As the young women move into Elspeth's flat, they are haunted.  Elspeth is everywhere: in the furnishings, books, even the very dust of the home.  Having Robert one floor below adds to the all-Elspeth spirit of the flat.

Valentina is haunted by more than the memory of her aunt.  Her sister is the driving force in her life.  They are a "we" whose life is determined by Julia's actions and interests.  Valentina is starting to want more than just her sister.  She has interests Julia doesn't share, which is hard for this mirror-image woman to understand.  Readers get to see beyond that tether: the women are close, but they manage to go their separate ways from time to time — and each manages to create a world in which the other doesn't exist. Valentina's desire for a life creates a chasm into which she throws a bizarre solution — one she couldn't have considered in any other part of the world, in any other home, surrounded by any other cast of characters.

I liked the characters in this book, and the author helped me see their lives through their own eyes.  Wait, let me clarify: I didn't like the characters in a "Boy, I wish I was a mirror twin" and "I'm so glad I dust my furniture from time to time" kind of way.  Rather, the characters were fair to themselves, and it simultaneously broke my heart and pleased me.

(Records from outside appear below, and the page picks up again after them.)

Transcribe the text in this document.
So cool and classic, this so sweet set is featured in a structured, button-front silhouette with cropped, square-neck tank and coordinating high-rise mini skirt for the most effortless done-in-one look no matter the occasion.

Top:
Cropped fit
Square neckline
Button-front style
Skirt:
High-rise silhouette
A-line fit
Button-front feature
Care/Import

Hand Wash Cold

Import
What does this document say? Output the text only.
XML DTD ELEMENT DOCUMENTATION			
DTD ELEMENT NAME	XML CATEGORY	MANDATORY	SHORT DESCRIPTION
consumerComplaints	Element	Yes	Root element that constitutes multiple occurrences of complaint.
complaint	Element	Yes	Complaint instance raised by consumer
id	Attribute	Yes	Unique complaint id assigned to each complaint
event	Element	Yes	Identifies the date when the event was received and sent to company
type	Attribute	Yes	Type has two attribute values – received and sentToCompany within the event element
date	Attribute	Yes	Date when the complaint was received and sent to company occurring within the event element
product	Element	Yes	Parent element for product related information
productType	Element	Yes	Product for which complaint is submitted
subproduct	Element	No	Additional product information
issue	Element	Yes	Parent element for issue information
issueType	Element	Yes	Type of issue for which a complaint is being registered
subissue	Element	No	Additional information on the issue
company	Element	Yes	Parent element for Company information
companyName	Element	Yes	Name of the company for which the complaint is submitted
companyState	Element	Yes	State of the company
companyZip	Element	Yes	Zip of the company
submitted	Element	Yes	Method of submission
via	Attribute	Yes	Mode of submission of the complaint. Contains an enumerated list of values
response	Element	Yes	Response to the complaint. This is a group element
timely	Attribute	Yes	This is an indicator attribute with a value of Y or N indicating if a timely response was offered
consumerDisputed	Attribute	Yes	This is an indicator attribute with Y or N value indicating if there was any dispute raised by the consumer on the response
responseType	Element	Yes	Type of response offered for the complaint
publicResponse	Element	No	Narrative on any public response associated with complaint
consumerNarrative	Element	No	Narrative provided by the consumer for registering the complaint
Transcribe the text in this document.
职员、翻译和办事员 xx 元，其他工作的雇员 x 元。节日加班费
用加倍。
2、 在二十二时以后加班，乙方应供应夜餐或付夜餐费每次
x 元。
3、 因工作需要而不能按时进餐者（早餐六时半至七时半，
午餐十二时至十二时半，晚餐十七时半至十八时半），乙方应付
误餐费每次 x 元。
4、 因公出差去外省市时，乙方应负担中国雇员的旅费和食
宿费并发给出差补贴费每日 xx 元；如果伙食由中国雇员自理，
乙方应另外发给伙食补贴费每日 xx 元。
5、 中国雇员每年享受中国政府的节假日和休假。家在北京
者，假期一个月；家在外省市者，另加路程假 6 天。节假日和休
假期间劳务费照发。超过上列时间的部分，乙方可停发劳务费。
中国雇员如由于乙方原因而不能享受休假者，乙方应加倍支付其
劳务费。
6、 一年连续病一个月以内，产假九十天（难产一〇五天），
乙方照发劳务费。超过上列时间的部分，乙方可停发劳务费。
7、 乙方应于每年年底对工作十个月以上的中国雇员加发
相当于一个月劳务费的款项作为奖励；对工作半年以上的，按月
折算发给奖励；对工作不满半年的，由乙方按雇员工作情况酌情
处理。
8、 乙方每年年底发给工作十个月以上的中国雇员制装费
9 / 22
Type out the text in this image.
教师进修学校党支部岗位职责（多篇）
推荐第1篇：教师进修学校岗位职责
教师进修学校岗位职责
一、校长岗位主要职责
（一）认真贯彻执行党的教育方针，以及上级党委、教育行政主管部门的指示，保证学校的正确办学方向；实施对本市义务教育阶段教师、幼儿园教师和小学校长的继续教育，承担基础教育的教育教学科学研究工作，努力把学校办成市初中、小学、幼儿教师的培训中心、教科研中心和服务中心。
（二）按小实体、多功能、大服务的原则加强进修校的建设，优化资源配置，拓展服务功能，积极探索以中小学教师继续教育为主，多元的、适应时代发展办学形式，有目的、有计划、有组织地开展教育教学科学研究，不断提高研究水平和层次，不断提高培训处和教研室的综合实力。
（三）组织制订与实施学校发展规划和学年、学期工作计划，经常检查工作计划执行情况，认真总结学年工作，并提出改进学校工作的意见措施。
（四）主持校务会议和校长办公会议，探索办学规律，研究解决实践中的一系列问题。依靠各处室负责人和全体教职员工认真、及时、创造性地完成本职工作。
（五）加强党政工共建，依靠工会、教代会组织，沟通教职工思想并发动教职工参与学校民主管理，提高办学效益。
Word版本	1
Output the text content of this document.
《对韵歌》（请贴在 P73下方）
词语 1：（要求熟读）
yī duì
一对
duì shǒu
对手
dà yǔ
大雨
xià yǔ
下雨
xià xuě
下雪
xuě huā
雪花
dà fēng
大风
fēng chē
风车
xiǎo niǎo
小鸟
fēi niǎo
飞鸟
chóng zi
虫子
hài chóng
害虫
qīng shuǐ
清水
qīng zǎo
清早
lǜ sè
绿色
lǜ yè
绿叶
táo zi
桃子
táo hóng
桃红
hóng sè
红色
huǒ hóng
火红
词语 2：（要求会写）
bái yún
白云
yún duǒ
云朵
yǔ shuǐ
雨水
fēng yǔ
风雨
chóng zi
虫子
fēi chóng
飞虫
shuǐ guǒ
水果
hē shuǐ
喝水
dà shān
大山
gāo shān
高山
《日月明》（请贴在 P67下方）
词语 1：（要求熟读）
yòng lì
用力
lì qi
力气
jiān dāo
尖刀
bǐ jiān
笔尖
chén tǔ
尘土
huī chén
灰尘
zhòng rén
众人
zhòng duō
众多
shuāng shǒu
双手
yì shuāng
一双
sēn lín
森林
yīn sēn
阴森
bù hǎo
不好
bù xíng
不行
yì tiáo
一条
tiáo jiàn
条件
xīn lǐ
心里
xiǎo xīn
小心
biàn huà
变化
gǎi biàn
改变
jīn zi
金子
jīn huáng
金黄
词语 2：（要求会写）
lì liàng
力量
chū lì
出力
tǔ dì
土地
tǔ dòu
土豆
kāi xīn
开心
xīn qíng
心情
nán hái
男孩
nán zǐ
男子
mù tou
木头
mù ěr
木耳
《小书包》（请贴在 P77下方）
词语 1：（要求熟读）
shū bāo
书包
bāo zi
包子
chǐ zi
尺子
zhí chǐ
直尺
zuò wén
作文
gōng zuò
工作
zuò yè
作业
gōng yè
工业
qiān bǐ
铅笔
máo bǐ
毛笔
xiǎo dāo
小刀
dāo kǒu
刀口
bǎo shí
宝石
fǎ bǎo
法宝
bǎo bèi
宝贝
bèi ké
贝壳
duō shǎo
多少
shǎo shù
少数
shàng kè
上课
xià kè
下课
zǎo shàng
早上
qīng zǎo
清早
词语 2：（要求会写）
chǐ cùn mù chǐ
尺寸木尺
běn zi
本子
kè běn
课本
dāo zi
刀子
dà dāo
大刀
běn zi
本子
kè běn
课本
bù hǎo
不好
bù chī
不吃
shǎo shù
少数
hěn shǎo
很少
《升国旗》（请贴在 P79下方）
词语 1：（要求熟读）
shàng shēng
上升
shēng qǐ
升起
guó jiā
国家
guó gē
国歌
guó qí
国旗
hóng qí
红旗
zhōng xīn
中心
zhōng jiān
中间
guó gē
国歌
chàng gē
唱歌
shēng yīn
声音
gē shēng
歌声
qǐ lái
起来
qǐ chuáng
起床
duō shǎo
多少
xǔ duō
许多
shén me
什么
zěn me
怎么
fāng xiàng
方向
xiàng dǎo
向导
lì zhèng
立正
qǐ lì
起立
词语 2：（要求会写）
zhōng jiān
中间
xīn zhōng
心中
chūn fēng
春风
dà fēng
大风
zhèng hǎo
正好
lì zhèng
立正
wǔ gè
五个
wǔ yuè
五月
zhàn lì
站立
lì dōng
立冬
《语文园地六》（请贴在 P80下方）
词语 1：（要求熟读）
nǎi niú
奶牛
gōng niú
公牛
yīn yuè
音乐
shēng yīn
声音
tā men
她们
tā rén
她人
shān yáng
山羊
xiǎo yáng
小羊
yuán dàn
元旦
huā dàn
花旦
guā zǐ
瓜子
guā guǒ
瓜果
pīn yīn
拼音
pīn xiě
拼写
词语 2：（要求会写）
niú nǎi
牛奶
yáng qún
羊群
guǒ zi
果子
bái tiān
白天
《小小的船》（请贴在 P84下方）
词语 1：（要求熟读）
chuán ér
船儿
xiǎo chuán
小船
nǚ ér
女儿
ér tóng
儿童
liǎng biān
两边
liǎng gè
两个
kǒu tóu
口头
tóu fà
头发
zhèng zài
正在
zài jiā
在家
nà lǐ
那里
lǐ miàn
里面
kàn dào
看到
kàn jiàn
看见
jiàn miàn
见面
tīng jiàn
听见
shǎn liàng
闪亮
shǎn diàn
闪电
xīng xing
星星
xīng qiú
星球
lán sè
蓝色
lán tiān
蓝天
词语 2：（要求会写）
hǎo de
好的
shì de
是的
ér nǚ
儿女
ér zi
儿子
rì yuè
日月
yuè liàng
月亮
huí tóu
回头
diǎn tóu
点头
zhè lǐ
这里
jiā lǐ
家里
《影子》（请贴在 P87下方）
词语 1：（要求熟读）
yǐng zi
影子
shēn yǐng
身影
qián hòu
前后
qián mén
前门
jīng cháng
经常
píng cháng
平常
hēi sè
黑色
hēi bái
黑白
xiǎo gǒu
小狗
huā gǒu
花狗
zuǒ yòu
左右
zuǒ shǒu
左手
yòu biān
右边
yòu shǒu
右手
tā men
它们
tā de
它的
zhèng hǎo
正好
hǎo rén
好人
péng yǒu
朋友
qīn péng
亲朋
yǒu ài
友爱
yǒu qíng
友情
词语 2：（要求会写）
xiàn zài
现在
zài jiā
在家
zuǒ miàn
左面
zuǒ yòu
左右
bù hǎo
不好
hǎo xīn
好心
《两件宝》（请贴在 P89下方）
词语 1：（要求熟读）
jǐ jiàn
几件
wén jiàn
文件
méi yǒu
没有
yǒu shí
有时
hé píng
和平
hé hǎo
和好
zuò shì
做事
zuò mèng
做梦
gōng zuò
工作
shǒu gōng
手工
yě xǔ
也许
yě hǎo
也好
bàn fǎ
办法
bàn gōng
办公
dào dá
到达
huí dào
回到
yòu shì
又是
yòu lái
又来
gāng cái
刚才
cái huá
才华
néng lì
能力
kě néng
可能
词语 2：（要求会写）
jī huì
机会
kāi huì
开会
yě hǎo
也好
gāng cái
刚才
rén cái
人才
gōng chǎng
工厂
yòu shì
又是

The story was wholly unique and intriguing, making me wonder just how much of us is left behind when our lives end.  The resolution was understated, which left me feeling lost and abandoned — or maybe it was the story itself.

This is the time of year to pick up a book in which life and death are so closely intertwined.  Let me know if it was a satisfactory book, and maybe if you would have done the same had you been that character.

(By the way, after you have read the novel, check out the different covers on the different hardback editions.  Which cover did you have, and do you think it was the best?)

Thursday, November 4, 2010

Review: One Day

A day in the life is not a new concept, and I was skeptical that David Nicholls could create anything more than the one-trick pony the concept had become.  However, Nicholls gave it dimension and a sweetness, then loaded it with a few surprises and make it wholly original.

Emma and Dexter meet on graduation day in college.  Despite the setting, they are not lovers, but possibly can develop into friends.  However, it won't be easy: he's planning to take a year or two to travel, she's going to do something with her English studies (though exactly what has yet to be determined).  It's 1988 in the UK, and these two are about to launch their lives in totally different directions.

Nicholls doesn't take the safe route, even if he uses tools familiar to most readers.  Em and Dex weave through each other's lives in a myriad of ways and surrounded by a wide array of people.  Nicholls does not pass judgement on these two: they simply find themselves in situations that are of their own doing, and the readers are free to condemn or pity, ridicule and pass judgement as they see fit.

Only readers will be too fascinated and engaged with Dex and Em, Em and Dex.  A few scenes stand out for me, including communication that is overlooked and captured.  One of the biggest changes in modern times is in the field of communication — where would we be without our cellphones? — and from time to time, those of an age to remember answering machines and home phone lines, will hearken back to the "good ol' days" of connection.

My only real issue is with a particular plot complication (which I know you will recognize when you encounter it).  Nicholls and his brilliant novel nearly was launched across the room (though gently, because Kathy was kind enough to loan it to me).  With most writers, it's the "get me out of this corner" or "Good heavens, what did I do here?" device I've encountered way too many times lately. Thankfully, I was invested enough with Dex and Em to keep reading, and I am so glad I did.  When you get there, don't stop — keep reading and be rewarded.

Now go live with Dex and Em for a while.  You will be glad you did.